Anyone been down to AEP lately? I've been wondering how the mosquitoes have been? I"m also looking for some new ponds to check out if anyone wants to PM me. I usually stay at campground C. I've only been going to AEP for 3 years so I don't have much experience there.


----------



## PARK92 (Apr 21, 2012)

i drove down there last weekend, mosquitos were pretty brutal and we only caught a handful of fish and nothing of any real good size. we fished the ponds on "a to c"road? i think thats what it was. whatever the road was we definitely utilized the 4x4 as the trail was not very well groomed. it was only my first time there so im sure someone has some better knowledge to drop but it was fun and ill be back.


----------



## Ripley (May 10, 2010)

I heard over the weekend that whoever has it is going to close the aep lands .... i asked why.... i was told that it is because of "lack of use" ... don't know if it is true or not... I guess there are books or paper to sign to let them know it's being used ... I don't know much about it... just what I heard... 

wish i knew more .... i have never been there ... don't even know where it is... but i'd like to go sometime ...


----------



## shroomhunter (Aug 6, 2004)

Sure glad I bought 5 acres down there real close to campsite C, I now have a small building on it. Maybe I will have to think about renting it out for fishing and hunting trips. 
Be a damn shame if they shut that place down, my guess is its a rumor, been a lot of them over the 30 year.s I've been going down there.


----------



## Bonecrusher (Aug 7, 2010)

Heading down for the first time next week.
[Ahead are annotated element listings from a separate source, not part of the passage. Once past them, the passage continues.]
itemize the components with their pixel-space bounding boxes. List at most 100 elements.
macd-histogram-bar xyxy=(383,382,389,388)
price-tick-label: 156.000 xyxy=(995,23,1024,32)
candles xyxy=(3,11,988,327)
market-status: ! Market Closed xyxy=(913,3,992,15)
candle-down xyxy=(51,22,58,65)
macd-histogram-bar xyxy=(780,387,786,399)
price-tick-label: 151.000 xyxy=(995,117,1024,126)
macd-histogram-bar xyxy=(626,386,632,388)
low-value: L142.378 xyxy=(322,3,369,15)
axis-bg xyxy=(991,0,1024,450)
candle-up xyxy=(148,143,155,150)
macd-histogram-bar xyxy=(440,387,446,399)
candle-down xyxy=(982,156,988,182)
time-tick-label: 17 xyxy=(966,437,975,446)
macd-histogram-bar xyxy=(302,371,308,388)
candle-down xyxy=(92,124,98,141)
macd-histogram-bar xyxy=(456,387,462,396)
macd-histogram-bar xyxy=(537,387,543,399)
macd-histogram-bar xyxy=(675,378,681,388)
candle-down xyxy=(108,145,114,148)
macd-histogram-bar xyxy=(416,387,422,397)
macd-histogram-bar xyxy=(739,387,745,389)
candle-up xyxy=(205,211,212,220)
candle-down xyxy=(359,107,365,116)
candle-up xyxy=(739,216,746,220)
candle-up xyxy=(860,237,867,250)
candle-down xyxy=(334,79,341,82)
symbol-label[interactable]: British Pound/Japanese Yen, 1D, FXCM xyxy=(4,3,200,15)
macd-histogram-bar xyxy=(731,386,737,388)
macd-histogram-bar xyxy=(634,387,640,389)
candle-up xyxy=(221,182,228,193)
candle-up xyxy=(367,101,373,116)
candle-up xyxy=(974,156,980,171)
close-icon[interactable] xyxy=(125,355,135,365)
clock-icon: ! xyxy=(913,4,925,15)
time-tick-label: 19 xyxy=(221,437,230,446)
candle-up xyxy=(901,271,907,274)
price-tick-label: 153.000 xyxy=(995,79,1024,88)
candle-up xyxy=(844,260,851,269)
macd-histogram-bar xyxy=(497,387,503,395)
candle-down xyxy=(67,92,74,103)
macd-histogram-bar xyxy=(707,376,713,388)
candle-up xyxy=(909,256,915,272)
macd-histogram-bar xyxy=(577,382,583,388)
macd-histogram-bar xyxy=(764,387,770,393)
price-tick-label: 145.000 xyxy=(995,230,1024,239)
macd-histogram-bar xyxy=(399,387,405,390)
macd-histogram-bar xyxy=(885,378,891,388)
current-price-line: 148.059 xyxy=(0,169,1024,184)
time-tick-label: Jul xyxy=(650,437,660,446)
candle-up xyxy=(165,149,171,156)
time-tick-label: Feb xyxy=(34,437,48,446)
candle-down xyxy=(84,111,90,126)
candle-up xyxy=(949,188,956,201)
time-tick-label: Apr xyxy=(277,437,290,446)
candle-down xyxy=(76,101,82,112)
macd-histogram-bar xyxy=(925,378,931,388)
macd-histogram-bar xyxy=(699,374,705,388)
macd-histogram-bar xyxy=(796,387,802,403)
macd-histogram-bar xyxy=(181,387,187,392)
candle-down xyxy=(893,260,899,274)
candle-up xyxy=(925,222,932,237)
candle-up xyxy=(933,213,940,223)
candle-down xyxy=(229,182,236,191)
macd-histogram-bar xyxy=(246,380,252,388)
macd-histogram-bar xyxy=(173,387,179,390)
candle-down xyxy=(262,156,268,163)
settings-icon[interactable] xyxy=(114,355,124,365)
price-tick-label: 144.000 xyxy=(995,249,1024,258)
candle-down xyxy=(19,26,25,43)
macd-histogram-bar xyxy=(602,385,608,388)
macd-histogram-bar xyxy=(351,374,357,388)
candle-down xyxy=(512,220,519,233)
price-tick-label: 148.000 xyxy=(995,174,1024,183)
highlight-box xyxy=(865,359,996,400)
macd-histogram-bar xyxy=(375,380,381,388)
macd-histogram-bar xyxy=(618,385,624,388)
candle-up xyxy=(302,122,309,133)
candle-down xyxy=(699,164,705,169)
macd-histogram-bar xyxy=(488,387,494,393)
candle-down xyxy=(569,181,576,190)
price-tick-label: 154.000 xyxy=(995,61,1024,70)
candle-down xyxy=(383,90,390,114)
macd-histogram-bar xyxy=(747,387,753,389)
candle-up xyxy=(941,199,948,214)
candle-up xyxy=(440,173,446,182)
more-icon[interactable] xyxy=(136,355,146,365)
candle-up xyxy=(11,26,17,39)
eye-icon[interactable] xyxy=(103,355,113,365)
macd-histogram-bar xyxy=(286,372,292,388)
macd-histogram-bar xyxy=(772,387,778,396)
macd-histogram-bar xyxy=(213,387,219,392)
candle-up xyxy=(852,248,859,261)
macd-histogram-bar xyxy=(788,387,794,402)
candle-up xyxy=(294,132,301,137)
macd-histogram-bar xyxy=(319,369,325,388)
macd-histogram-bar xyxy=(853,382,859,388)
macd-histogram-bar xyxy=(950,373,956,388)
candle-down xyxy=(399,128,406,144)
Me and a couple buddies will be there from Thursday through Saturday.


----------



## dre (Aug 14, 2009)

You going to hit up that pond i told you about on Facebook? I think you and your buddies would be very satisfied. Perfect pond for a group of people..lots of pond to cover!



Bonecrusher said:


> Heading down for the first time next week. Me and a couple buddies will be there from Thursday through Saturday.


----------



## Bonecrusher (Aug 7, 2010)

I'm still trying to cover a game plan. I think we are staying at C. A guy I work with has been fishing the place for years and colored in my map for me  If we have time we might drive up there.


----------



## pappasmurf (Feb 9, 2012)

Where is campsite c, and how do you get to it from Columbus?


----------



## shroomhunter (Aug 6, 2004)

pappasmurf said:


> Where is campsite c, and how do you get to it from Columbus?


70 east from Columbus at Zanesville hit 146 east towards Cumberland, when you come to a little town called Chandlersville take 284 south, look for signs to The Wilds, you will go about 12 miles and you will see an AEP sign for camp Sand Hollow on your left this is campsite C
As easy as it gets, watch those curves on 284 speed limit says 55 but good luck with that


----------